China, India reducing poverty in Asia

China and India’s economic growth has reduced the number of poor Asians, but hundreds of millions in the region continue to live on less than $1 a day, the International Labour Organisation says.

Asians make up two-thirds of the world's poor
Asians make up two-thirds of the world's poor

Since 1990 about 250 million people have risen above that benchmark, said the report, Labour and Social Trends in Asia and the Pacific 2006: Progress toward Decent Work, released on Tuesday.

But the 600 million Asians who live below that poverty line constitute “more than two-thirds of the world’s poor”, the report said.

“If the poverty line is raised to $2 a day, Asia has about 1.9 billion poor people,” or more than three-quarters of the world total, it said.

“The two main engines behind the rise of Asia are China and India,” the report said.

“They have emerged as global economic powerhouses, shifting the growth pole from the West to the East.”

The report comes as the UN agency covering work and workplace issues prepared to open a four-day meeting on Tuesday in the South Korean port city of Busan.

The percentage of people living on $1 a day in South Asia dropped to 28.4% in 2003 from 40.9% in 1990, the report said.
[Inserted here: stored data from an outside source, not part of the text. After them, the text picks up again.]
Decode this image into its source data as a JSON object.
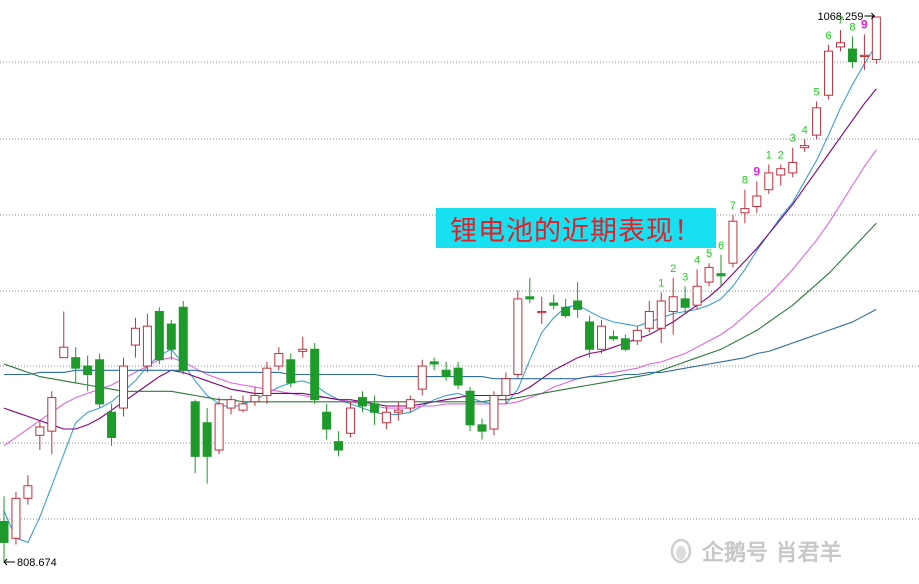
{
  "banner": {
    "text": "锂电池的近期表现！"
  },
  "watermark": {
    "text": "企鹅号 肖君羊",
    "logo_icon": "penguin-icon"
  },
  "colors": {
    "up": "#c0303c",
    "down": "#1e9a2a",
    "td_setup": "#16d316",
    "td_nine": "#e020d8",
    "grid": "#8c8c8c"
  },
  "chart_data": {
    "type": "candlestick",
    "ylim": [
      808.674,
      1068.259
    ],
    "max_label": "1068.259",
    "min_label": "808.674",
    "candles": [
      [
        828,
        818,
        840,
        808.674
      ],
      [
        820,
        839,
        842,
        817
      ],
      [
        839,
        845,
        850,
        836
      ],
      [
        869,
        873,
        876,
        862
      ],
      [
        871,
        887,
        890,
        860
      ],
      [
        906,
        911,
        928,
        906
      ],
      [
        906,
        901,
        911,
        894
      ],
      [
        902,
        898,
        907,
        890
      ],
      [
        905,
        884,
        908,
        882
      ],
      [
        880,
        868,
        884,
        864
      ],
      [
        882,
        902,
        906,
        878
      ],
      [
        912,
        920,
        925,
        906
      ],
      [
        902,
        921,
        927,
        899
      ],
      [
        928,
        905,
        930,
        903
      ],
      [
        922,
        910,
        924,
        905
      ],
      [
        930,
        900,
        933,
        898
      ],
      [
        885,
        859,
        886,
        851
      ],
      [
        875,
        859,
        882,
        846
      ],
      [
        862,
        884,
        887,
        860
      ],
      [
        882,
        886,
        888,
        879
      ],
      [
        881,
        884,
        888,
        880
      ],
      [
        885,
        888,
        892,
        883
      ],
      [
        888,
        901,
        904,
        884
      ],
      [
        902,
        908,
        911,
        900
      ],
      [
        905,
        894,
        908,
        892
      ],
      [
        909,
        910,
        916,
        906
      ],
      [
        910,
        886,
        913,
        884
      ],
      [
        880,
        872,
        884,
        867
      ],
      [
        866,
        862,
        871,
        859
      ],
      [
        870,
        882,
        885,
        868
      ],
      [
        887,
        883,
        890,
        880
      ],
      [
        884,
        880,
        888,
        874
      ],
      [
        875,
        880,
        883,
        872
      ],
      [
        880,
        881,
        885,
        876
      ],
      [
        882,
        886,
        888,
        880
      ],
      [
        891,
        902,
        905,
        888
      ],
      [
        904,
        903,
        906,
        900
      ],
      [
        900,
        897,
        904,
        895
      ],
      [
        901,
        893,
        904,
        891
      ],
      [
        890,
        874,
        892,
        871
      ],
      [
        874,
        871,
        877,
        867
      ],
      [
        872,
        888,
        890,
        869
      ],
      [
        888,
        896,
        899,
        884
      ],
      [
        898,
        934,
        938,
        896
      ],
      [
        935,
        934,
        944,
        932
      ],
      [
        928,
        928,
        935,
        922
      ],
      [
        932,
        931,
        936,
        929
      ],
      [
        930,
        926,
        934,
        925
      ],
      [
        933,
        929,
        942,
        925
      ],
      [
        923,
        910,
        926,
        906
      ],
      [
        910,
        921,
        924,
        908
      ],
      [
        916,
        915,
        919,
        914
      ],
      [
        915,
        910,
        917,
        909
      ],
      [
        914,
        919,
        921,
        912
      ],
      [
        920,
        928,
        933,
        918
      ],
      [
        920,
        933,
        937,
        913
      ],
      [
        928,
        935,
        944,
        917
      ],
      [
        934,
        930,
        940,
        927
      ],
      [
        931,
        940,
        948,
        929
      ],
      [
        942,
        949,
        951,
        940
      ],
      [
        946,
        945,
        955,
        940
      ],
      [
        951,
        971,
        974,
        949
      ],
      [
        975,
        977,
        986,
        970
      ],
      [
        978,
        983,
        990,
        975
      ],
      [
        986,
        994,
        998,
        984
      ],
      [
        993,
        996,
        998,
        988
      ],
      [
        994,
        999,
        1006,
        992
      ],
      [
        1006,
        1007,
        1010,
        1004
      ],
      [
        1012,
        1025,
        1028,
        1010
      ],
      [
        1031,
        1052,
        1055,
        1029
      ],
      [
        1054,
        1056,
        1062,
        1052
      ],
      [
        1053,
        1047,
        1059,
        1044
      ],
      [
        1050,
        1050,
        1060,
        1043
      ],
      [
        1048,
        1068.259,
        1068.259,
        1046
      ]
    ],
    "ma_series": [
      {
        "color": "#3b9fd4",
        "values": [
          833,
          820,
          818,
          830,
          845,
          860,
          875,
          880,
          882,
          885,
          890,
          895,
          902,
          907,
          910,
          903,
          895,
          888,
          884,
          882,
          884,
          886,
          889,
          892,
          894,
          895,
          893,
          889,
          886,
          884,
          882,
          880,
          879,
          879,
          880,
          883,
          886,
          888,
          889,
          887,
          885,
          884,
          884,
          891,
          905,
          918,
          925,
          930,
          931,
          928,
          925,
          923,
          922,
          921,
          923,
          925,
          927,
          928,
          929,
          931,
          934,
          940,
          948,
          957,
          965,
          973,
          980,
          990,
          1000,
          1012,
          1025,
          1036,
          1046,
          1055
        ]
      },
      {
        "color": "#e066e0",
        "values": [
          864,
          868,
          872,
          876,
          880,
          884,
          887,
          889,
          891,
          893,
          896,
          899,
          902,
          905,
          906,
          904,
          901,
          898,
          896,
          894,
          893,
          892,
          891,
          890,
          889,
          888,
          887,
          887,
          886,
          885,
          884,
          883,
          882,
          882,
          882,
          883,
          883,
          884,
          884,
          884,
          884,
          884,
          884,
          885,
          887,
          889,
          892,
          894,
          896,
          897,
          898,
          899,
          900,
          901,
          903,
          904,
          906,
          908,
          911,
          914,
          917,
          921,
          926,
          931,
          936,
          942,
          948,
          955,
          962,
          970,
          979,
          988,
          997,
          1005
        ]
      },
      {
        "color": "#800080",
        "values": [
          882,
          880,
          878,
          876,
          874,
          872,
          872,
          874,
          877,
          881,
          885,
          889,
          893,
          897,
          900,
          899,
          897,
          895,
          893,
          891,
          890,
          889,
          889,
          889,
          889,
          889,
          888,
          887,
          886,
          886,
          885,
          884,
          883,
          883,
          883,
          884,
          885,
          886,
          887,
          888,
          888,
          888,
          888,
          889,
          892,
          896,
          900,
          903,
          906,
          908,
          909,
          911,
          913,
          915,
          917,
          920,
          923,
          927,
          931,
          935,
          940,
          946,
          952,
          958,
          965,
          972,
          979,
          987,
          995,
          1003,
          1011,
          1019,
          1027,
          1034
        ]
      },
      {
        "color": "#2b7a3a",
        "values": [
          903,
          901,
          899,
          897,
          896,
          895,
          894,
          893,
          892,
          891,
          890,
          890,
          890,
          890,
          890,
          889,
          888,
          887,
          886,
          886,
          885,
          885,
          885,
          885,
          885,
          885,
          885,
          885,
          885,
          885,
          885,
          885,
          885,
          885,
          885,
          885,
          885,
          885,
          885,
          885,
          885,
          886,
          886,
          887,
          888,
          889,
          890,
          891,
          892,
          893,
          894,
          895,
          896,
          897,
          898,
          900,
          902,
          904,
          906,
          908,
          910,
          913,
          916,
          919,
          923,
          927,
          931,
          936,
          941,
          946,
          952,
          958,
          964,
          970
        ]
      },
      {
        "color": "#2f6f9f",
        "values": [
          898,
          898,
          898,
          899,
          899,
          899,
          900,
          900,
          900,
          900,
          900,
          900,
          900,
          900,
          900,
          900,
          900,
          899,
          899,
          899,
          899,
          899,
          899,
          899,
          898,
          898,
          898,
          898,
          898,
          898,
          898,
          898,
          897,
          897,
          897,
          897,
          897,
          897,
          897,
          897,
          897,
          896,
          896,
          896,
          896,
          896,
          896,
          896,
          896,
          897,
          897,
          897,
          898,
          898,
          899,
          899,
          900,
          901,
          902,
          903,
          904,
          905,
          906,
          908,
          909,
          911,
          913,
          915,
          917,
          919,
          921,
          923,
          926,
          929
        ]
      }
    ],
    "td_labels": [
      {
        "i": 55,
        "text": "1",
        "kind": "setup"
      },
      {
        "i": 56,
        "text": "2",
        "kind": "setup"
      },
      {
        "i": 57,
        "text": "3",
        "kind": "setup"
      },
      {
        "i": 58,
        "text": "4",
        "kind": "setup"
      },
      {
        "i": 59,
        "text": "5",
        "kind": "setup"
      },
      {
        "i": 60,
        "text": "6",
        "kind": "setup"
      },
      {
        "i": 61,
        "text": "7",
        "kind": "setup"
      },
      {
        "i": 62,
        "text": "8",
        "kind": "setup"
      },
      {
        "i": 63,
        "text": "9",
        "kind": "nine"
      },
      {
        "i": 64,
        "text": "1",
        "kind": "setup"
      },
      {
        "i": 65,
        "text": "2",
        "kind": "setup"
      },
      {
        "i": 66,
        "text": "3",
        "kind": "setup"
      },
      {
        "i": 67,
        "text": "4",
        "kind": "setup"
      },
      {
        "i": 68,
        "text": "5",
        "kind": "setup"
      },
      {
        "i": 69,
        "text": "6",
        "kind": "setup"
      },
      {
        "i": 70,
        "text": "7",
        "kind": "setup"
      },
      {
        "i": 71,
        "text": "8",
        "kind": "setup"
      },
      {
        "i": 72,
        "text": "9",
        "kind": "nine"
      }
    ],
    "grid": true
  }
}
In East Asia, it fell from 31.2% to 14.9%.

Discussion issues

The International Labour Organisation (ILO) meeting also plans to address an array of topics including migrant workers, labour market governance, youth and child employment and improving conditions and creating jobs.

Child labour is one of the issues to be addressed

Child labour is one of the issues
to be addressed

Lin Lean Lim, ILO deputy regional director, said “the Asian countries have done very well in terms of economic growth”.
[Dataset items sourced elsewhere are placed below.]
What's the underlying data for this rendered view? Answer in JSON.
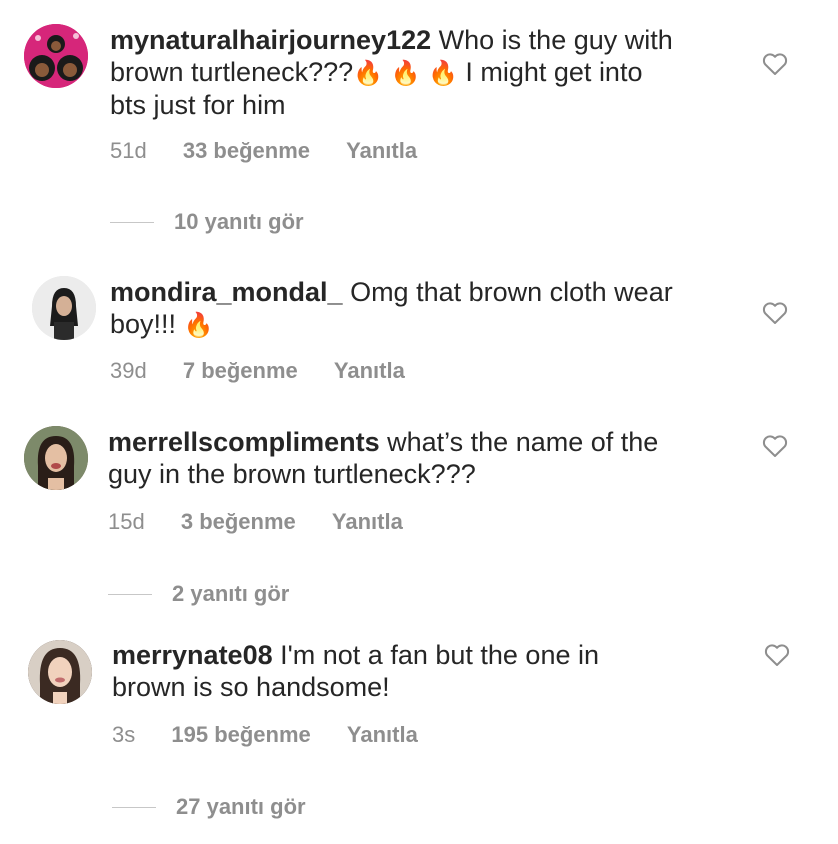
{
  "comments": [
    {
      "username": "mynaturalhairjourney122",
      "text_lines": [
        "Who is the guy with",
        "brown turtleneck???",
        "I might get into",
        "bts just for him"
      ],
      "emoji": [
        "🔥",
        "🔥",
        "🔥"
      ],
      "time": "51d",
      "likes": "33 beğenme",
      "reply": "Yanıtla",
      "view_replies": "10 yanıtı gör",
      "avatar_icon": "cartoon-women-avatar",
      "avatar_color": "#d6267a"
    },
    {
      "username": "mondira_mondal_",
      "text_lines": [
        "Omg  that brown cloth wear",
        "boy!!!"
      ],
      "emoji": [
        "🔥"
      ],
      "time": "39d",
      "likes": "7 beğenme",
      "reply": "Yanıtla",
      "avatar_icon": "photo-avatar",
      "avatar_color": "#cfcfcf"
    },
    {
      "username": "merrellscompliments",
      "text_lines": [
        "what’s the name of the",
        "guy in the brown turtleneck???"
      ],
      "time": "15d",
      "likes": "3 beğenme",
      "reply": "Yanıtla",
      "view_replies": "2 yanıtı gör",
      "avatar_icon": "photo-avatar",
      "avatar_color": "#6b5a4a"
    },
    {
      "username": "merrynate08",
      "text_lines": [
        "I'm not a fan but the one in",
        "brown is  so handsome!"
      ],
      "time": "3s",
      "likes": "195 beğenme",
      "reply": "Yanıtla",
      "view_replies": "27 yanıtı gör",
      "avatar_icon": "photo-avatar",
      "avatar_color": "#3b2a22"
    }
  ],
  "colors": {
    "text": "#262626",
    "muted": "#8e8e8e",
    "divider": "#c7c7c7"
  }
}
But she added that “in terms of jobs, of new jobs for people, we haven’t done so well”.

In China, for instance, where gross domestic product grew 59% and productivity surged nearly 40% between 2000 and 2004, growth in job creation managed only about 5%, the agency’s report said.

And most Southeast Asian countries had higher joblessness in 2004 than in 1995, suggesting that the region was still suffering the effects of the 1997-98 financial crisis in the form of weak job creation, it said.
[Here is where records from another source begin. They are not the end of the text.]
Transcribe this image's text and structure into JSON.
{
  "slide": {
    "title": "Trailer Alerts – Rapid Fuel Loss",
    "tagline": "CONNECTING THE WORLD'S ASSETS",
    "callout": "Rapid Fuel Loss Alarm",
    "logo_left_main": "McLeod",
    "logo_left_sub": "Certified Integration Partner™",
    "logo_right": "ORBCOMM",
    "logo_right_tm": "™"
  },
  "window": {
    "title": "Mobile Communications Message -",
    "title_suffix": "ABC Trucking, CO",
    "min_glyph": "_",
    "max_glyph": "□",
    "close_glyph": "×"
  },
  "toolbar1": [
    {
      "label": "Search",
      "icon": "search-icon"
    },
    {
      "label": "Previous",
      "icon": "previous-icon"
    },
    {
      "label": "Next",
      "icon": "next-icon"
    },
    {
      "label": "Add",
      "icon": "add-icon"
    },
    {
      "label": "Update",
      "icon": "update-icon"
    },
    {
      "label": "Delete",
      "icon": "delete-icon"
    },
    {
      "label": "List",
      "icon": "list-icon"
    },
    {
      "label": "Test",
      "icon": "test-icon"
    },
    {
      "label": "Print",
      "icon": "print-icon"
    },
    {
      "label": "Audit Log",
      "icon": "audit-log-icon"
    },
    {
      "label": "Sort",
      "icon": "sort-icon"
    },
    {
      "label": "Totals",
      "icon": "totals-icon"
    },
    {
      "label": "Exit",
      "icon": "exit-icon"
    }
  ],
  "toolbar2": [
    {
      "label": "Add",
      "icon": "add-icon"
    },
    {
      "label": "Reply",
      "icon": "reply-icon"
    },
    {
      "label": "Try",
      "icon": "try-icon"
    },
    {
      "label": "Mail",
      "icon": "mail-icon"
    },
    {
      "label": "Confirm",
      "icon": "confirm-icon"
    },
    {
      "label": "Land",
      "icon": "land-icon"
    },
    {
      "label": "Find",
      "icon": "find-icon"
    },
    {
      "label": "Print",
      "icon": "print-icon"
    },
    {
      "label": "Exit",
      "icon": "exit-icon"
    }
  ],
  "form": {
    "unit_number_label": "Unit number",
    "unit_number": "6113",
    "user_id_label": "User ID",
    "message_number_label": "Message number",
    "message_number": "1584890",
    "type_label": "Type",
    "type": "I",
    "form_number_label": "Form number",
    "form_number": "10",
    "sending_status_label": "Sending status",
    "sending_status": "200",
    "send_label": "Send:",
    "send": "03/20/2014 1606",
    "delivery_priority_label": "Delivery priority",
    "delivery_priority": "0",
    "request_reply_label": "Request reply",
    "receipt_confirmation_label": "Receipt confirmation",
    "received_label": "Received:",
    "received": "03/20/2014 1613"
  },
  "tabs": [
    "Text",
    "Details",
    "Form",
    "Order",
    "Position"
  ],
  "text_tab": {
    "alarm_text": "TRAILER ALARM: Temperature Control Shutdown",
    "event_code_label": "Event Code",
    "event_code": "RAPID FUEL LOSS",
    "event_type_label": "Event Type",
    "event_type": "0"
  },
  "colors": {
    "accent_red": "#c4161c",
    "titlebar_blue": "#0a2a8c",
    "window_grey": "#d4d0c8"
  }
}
But the ILO report also cited progress in the area of child labour.

It said that the number of working children, defined as being between the ages of 5 to 14, fell to 122.3 million in 2004 from 127.3 million in 2000 in Asia, citing improved access to education.

Still, Asia has about two-thirds of the world’s children who work.


In the worst cases, the report said that children in the region are subjected to “slavery, trafficking into exploitative situations, debt bondage and other forms of forced labour, forced recruitment into armed conflict, prostitution, pornography and other illicit activities”.

Representatives from about 40 countries in the Asia-Pacific as well as workers’ and employers’ organisations are to attend the ILO gathering on how globalisation affects labour market and employment.

The meeting, normally held every four years, was originally scheduled for 2005 in Busan, but tension between South Korean labour organisations and the government caused organisers to postpone the meeting.